Kepalanya botak kelimis. Kulit kepala bagian atas itu sama sekali tidak ada rambutnya, kulitnya halus licin dan terkena sinar matahari, kepala itu berkilauan seperti batu digosok.
Sedikit rambut yang tumbuh di sekeliling kepala bagian bawah, kasar dan besar-besar, berwarna putih dan terurai di sekitar pundaknya.
Kumisnya panjang, juga putih, melintang di bawah hidung, bergerak-gerak seperti dua ekor ular kecil. Alisnya tebal sekali, dan matanya mengeluarkan sinar aneh, seperti mata orang juling, padahal mata kakek ini tidak juling.

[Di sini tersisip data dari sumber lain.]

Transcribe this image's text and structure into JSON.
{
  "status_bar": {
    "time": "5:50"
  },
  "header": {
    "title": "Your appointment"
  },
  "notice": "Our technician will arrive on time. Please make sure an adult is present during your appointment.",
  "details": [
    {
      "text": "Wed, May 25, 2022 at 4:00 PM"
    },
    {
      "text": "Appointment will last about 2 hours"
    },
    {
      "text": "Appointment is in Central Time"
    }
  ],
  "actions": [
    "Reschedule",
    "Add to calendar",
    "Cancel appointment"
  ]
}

Pakaiannya terbuat dari sutera kuning yang halus mahal, sepatunya juga terbuat dari kulit mengkilap. Sukar sekali menaksir usia orang tua ini.
Dagunya halus tak berjenggot sama sekali, seperti orang-orang muda, sikapnya lincah seperti orang muda pula, tubuhnya kurus tinggi. Ia menggendong sebuah buntalan besar dari kain tebal. Entah apa isinya.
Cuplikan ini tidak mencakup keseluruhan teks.